Withdrawal is not defeat
By James P. Rubin
LONDON:
The idea of fighting a war on behalf of U.S. credibility hasn't been debated since the height of the Vietnam War. Yet that is precisely what some Iraq war supporters are now advocating.
They say the surge is the only acceptable path in Iraq and call it a crucial test of U.S. credibility, especially in the eyes of Al Qaeda and the Iranian government. To them, beginning a withdrawal and redeployment of American forces would constitute a defeat that will undermine U.S. power in the region and the wider world.
This argument is as wrong-headed today as it was 35 years ago. No responsible opponent of the president's surge strategy is proposing immediate and full withdrawal or suggesting that it would be fine to have Iraqis cling to evacuating American helicopters. Iraq is not Vietnam. And American policy in Iraq, under Democrats or Republicans, will never involve the scrambled departure and subsequent defeat we saw in South Vietnam.
If there is an appropriate analogy, Baghdad is more like Beirut, marked as it is by civil war, terrorism, crime, tribal and clan disputes and more. In the fog of the Iraq war, though, one thing has become clear: The American people have decided that the cost in lives and treasure of establishing a stable democratic government there is too high.
Last November's election and the realities on the ground in Iraq have brought us to a point where the more extreme goals of President George W. Bush's policy are simply unattainable. This war is not a simple win-lose proposition. There need be no defeat. American forces overthrew a dangerous regime and have given the Iraqi people an opportunity to build a representative government.
Surge supporters need to recognize political reality. The question is not whether America will begin a withdrawal of its forces from Iraq. The question is how soon that redeployment will begin and how it is conducted.
Yes, a withdrawal will mean that Iraq will not be the democratic magnet for the Middle East that Bush hoped. And the road to peace between Israelis and Palestinians in Jerusalem will not go through Baghdad as Condoleezza Rice kept telling us back in March 2003.
That kind of outcome in Iraq would have required a different policy from the beginning. Allies would have had to be enlisted rather than alienated. Many more troops would have had to be deployed. A realistic plan for post-Saddam Iraq would have been necessary. And nation-building would have had to be embraced as national policy rather than hidden in the budget.
But just because an optimistic scenario is no longer possible doesn't mean defeat is the only alternative. Indeed, war supporters are creating a self-fulfilling policy.

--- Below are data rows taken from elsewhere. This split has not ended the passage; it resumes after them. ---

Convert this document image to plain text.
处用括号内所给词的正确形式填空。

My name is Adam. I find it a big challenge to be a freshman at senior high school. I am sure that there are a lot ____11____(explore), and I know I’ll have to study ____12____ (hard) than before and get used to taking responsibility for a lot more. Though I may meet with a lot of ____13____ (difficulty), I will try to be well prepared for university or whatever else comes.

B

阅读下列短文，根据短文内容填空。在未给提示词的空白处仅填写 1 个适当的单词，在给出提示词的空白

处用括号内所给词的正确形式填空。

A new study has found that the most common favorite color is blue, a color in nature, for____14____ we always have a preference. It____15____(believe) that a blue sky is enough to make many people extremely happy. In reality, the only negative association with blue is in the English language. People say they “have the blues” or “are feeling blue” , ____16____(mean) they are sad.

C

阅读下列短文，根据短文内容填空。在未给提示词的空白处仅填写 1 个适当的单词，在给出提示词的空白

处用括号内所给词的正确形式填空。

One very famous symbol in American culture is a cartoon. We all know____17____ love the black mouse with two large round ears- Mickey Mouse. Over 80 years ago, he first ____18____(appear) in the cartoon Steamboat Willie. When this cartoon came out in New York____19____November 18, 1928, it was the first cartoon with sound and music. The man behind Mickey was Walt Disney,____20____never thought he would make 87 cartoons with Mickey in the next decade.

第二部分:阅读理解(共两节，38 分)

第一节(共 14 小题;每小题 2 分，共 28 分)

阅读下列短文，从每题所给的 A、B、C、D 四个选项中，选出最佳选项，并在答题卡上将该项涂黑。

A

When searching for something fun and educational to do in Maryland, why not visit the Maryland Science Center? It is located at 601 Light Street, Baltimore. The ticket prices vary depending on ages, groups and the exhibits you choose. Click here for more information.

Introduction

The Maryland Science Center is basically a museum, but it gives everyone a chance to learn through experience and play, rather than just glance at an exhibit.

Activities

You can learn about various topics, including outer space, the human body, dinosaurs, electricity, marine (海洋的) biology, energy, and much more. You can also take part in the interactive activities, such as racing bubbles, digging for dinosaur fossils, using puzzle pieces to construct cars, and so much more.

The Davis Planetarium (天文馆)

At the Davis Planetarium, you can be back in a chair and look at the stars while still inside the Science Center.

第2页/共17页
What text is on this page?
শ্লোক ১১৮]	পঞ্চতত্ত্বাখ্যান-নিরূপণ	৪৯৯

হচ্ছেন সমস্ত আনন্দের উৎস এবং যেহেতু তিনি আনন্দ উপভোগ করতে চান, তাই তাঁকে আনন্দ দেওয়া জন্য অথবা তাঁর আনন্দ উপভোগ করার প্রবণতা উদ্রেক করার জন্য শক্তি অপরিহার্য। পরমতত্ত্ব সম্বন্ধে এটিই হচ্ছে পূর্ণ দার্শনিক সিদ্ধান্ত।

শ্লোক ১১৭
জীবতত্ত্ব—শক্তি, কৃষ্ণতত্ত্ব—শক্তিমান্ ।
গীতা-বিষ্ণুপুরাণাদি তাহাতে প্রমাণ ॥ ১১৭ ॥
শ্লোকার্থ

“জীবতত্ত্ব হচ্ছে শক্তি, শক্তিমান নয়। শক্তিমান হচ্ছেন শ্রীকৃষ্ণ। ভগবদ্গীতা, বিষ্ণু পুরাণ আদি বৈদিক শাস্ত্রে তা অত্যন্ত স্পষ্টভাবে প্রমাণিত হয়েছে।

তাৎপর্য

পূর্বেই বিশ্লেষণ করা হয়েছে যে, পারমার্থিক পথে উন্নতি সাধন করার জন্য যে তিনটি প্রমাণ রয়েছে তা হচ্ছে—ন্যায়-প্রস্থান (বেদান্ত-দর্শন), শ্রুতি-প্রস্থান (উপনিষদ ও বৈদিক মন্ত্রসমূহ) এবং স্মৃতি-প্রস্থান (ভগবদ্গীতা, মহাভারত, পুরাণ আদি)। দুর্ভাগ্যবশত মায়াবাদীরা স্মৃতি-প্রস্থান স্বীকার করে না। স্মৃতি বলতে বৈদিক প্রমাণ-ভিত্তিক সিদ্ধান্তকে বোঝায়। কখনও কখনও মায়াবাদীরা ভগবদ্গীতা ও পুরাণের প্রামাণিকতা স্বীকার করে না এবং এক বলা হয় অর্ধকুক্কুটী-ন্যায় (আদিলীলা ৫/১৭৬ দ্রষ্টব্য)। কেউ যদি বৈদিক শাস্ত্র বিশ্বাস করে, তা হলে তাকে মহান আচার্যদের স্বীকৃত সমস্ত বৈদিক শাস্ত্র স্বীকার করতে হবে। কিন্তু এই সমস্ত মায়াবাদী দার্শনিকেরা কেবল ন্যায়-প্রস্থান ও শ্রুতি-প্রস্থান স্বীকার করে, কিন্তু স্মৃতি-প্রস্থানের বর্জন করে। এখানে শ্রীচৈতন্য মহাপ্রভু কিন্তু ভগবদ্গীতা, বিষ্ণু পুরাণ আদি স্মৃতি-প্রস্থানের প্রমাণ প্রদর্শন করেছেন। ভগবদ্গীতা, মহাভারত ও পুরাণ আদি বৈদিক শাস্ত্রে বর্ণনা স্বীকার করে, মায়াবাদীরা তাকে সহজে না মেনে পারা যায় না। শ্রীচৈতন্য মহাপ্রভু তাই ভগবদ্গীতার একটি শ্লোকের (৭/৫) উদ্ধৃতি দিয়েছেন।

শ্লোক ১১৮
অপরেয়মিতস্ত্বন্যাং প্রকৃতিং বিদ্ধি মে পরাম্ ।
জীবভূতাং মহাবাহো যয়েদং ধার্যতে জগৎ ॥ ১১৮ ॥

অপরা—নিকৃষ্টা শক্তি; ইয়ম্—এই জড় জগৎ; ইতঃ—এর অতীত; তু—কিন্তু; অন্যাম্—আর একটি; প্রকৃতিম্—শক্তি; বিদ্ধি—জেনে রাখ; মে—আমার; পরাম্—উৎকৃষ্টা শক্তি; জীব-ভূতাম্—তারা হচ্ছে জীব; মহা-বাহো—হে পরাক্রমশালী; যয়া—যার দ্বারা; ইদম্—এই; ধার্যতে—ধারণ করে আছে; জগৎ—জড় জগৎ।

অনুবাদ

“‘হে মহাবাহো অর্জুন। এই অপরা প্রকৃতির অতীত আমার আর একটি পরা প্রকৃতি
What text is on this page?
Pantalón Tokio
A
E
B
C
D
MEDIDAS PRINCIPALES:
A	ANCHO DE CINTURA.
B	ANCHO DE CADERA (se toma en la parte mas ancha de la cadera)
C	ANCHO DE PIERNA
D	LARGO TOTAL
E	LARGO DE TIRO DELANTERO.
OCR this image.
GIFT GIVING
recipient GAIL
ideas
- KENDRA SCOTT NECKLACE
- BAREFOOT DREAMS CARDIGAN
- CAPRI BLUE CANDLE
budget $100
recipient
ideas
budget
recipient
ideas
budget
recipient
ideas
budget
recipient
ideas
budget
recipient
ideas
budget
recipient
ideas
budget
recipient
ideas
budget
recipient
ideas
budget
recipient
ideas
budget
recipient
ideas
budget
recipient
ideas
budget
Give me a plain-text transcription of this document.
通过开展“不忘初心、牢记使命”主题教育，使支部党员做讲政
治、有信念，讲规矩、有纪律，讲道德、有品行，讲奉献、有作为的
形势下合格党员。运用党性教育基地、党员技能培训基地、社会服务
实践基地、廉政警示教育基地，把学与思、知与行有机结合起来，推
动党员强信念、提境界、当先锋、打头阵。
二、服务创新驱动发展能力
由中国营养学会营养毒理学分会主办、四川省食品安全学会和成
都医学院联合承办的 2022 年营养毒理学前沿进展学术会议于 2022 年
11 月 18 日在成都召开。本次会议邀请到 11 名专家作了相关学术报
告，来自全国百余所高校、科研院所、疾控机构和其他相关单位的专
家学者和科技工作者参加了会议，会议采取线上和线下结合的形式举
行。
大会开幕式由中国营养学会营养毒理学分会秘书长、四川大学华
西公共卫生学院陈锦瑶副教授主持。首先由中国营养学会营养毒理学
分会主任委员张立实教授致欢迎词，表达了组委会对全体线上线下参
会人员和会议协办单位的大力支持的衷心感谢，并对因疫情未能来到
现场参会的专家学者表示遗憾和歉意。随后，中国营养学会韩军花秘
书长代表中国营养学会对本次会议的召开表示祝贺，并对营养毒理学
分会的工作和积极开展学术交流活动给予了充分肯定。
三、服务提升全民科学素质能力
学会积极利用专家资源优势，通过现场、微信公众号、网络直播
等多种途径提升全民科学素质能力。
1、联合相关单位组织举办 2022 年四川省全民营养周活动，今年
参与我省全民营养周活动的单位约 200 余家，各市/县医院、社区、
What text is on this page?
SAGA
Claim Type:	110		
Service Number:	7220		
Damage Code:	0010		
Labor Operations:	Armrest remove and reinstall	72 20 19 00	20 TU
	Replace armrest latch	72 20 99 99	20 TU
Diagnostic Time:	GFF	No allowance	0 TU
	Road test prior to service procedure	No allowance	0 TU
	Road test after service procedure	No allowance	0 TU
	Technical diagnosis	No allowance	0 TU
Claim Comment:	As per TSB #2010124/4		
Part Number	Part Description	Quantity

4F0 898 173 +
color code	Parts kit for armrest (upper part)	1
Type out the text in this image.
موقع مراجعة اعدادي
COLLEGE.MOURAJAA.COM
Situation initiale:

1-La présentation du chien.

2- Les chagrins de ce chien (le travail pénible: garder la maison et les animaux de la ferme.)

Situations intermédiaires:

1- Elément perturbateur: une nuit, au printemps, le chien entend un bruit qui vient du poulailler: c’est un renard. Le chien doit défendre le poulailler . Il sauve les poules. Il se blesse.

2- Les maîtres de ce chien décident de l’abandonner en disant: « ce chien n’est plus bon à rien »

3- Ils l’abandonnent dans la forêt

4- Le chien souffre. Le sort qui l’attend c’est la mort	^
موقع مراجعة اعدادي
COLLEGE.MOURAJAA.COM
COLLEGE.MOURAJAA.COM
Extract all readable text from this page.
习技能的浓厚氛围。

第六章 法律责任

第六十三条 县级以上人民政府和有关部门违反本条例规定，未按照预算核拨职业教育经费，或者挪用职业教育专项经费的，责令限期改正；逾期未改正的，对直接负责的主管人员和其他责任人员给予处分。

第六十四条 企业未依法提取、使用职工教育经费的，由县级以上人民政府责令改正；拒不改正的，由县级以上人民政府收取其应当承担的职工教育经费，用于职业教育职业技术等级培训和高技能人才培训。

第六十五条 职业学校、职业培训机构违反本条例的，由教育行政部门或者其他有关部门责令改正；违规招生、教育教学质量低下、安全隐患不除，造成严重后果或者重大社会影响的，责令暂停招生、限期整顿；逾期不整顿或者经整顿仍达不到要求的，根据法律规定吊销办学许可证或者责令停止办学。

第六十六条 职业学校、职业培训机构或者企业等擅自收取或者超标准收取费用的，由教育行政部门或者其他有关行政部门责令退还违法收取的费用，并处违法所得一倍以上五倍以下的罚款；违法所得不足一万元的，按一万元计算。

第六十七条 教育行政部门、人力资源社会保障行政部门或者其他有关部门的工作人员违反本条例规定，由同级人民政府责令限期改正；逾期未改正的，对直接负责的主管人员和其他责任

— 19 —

By describing anything less than the surge as losing, they are painting American policy into a corner.
Instead of urging an unrealistic policy, we should be preparing for a sustainable and responsible redeployment of American forces to a more limited role in Iraq and the region. That means a much smaller force designed to support and train Iraqi forces, to conduct counterterrorism missions and to contain a possible wider war.
War supporters say that a withdrawal will strengthen Al Qaeda, eliminate our leverage against Iran, and weaken America. They have it backwards. Al Qaeda gains supporters with our continued presence in the midst of Iraq's civil war. Withdrawal will eliminate Osama bin Ladin's most effective recruiting tool.
As for Iran, it is true that the war in Iraq will not serve as a warning to the Iranian regime, or initiate the fall of other authoritarian governments in the region. But that can't be fixed at this late date.
What can be fixed is the damage the Iraq war is doing to the American military. Repairing that damage through redeployment and renewal is the best way to create a U.S. military posture able to bolster diplomacy with Iran. Keeping so much of our force structure bogged down in the chaos of Iraq is hardly the way to deter Tehran.
Even after a withdrawal from Iraq, America will still be the world's only superpower, with the most powerful military, the largest and most vibrant economy, and the most admired political system. And with wise leadership, it can earn back the respect and support it has lost in recent years.
Vietnam analogies won't help us with the hard decisions needed in Iraq. For the only thing the two wars have in common is the incompetence and hubris of the U.S. decision-makers concerned. And just as patriotism is said to be the last refuge of a scoundrel, so credibility should be recognized as the last argument of a failed policy.
James P. Rubin, world affairs commentator at SKY News, was assistant U.S. secretary of state from 1997-2000.